As part of my freshman seminar on Confederate symbols in American life, I required my students to watch and analyze any Hollywood-produced movie about antebellum America, or more especially, the Civil War. The instructions were fairly straightforward: "Watch a movie about the Civil War Era, looking specifically for the ways in which the film attempts to explain or portray history. How does Hollywood shape contemporary perceptions about the Confederate/southern/antebellum American past, as well as their memorialized positions in modern America? Using reading material from previous weeks, explain how present-day neo-Confederate, Lost Cause, national, or emancipationist narratives are disseminated or challenged through film." I offered my students a long list of potential films from which to choose, or they could pick their own. I also encouraged them to view 12 Years a Slave.

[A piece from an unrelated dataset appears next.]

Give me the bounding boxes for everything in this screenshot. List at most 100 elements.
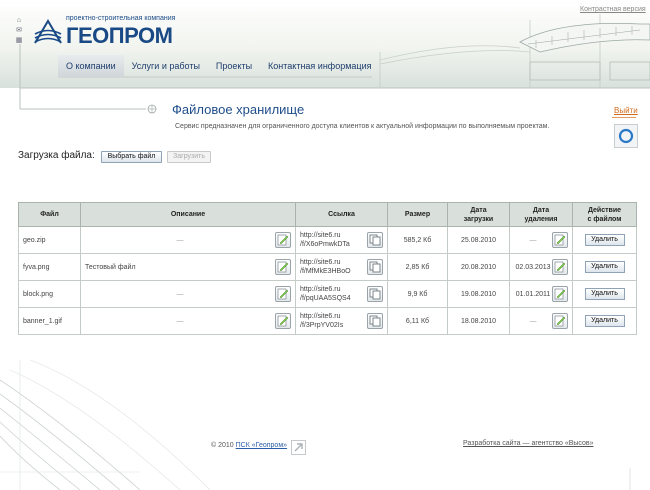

This semester I have had the great fortune of teaching very motivated, curious students; I suspected that they would write great papers. And my suspicions were confirmed. Here are merely a few of the topics. One student watched both Gone with the Wind and 12 Years a Slave to explain Hollywood's evolving interpretations of slavery. Another student wrote about the reasons for which Gone with the Wind is permissible, and very popular, in North Korea, using various scholarly sources to buttress her claims. Another student demonstrated how Glory, after more than a century, answered Frederick Douglass's calls for popular Civil War memory to encompass an African American narrative. Some students related films to the stories and vignettes in Confederates in the Attic, while others discussed how certain films about the Civil War Era reflect current political dialogues. (Lincoln comes to mind).
This was a fairly simple assignment, but it really captured the essence of my course. My students realized that the shaping of history and memory is all around them, even when they least expect it, such as when watching a movie. They unanimously agreed that they had rarely before considered the power of film, especially when related to controversial historical topics. And, most wrote about the absolute power that media have on shaping perceptions of the past and present.
Although I plan to teach a future course dedicated exclusively to the Civil War Era on film and in literature, I also plan to employ similar assignments in future courses. It seemed that students appreciated the academic readings so much more, once they could apply the arguments through a tangible medium. I encourage you all to pursue these methods in other specialized courses.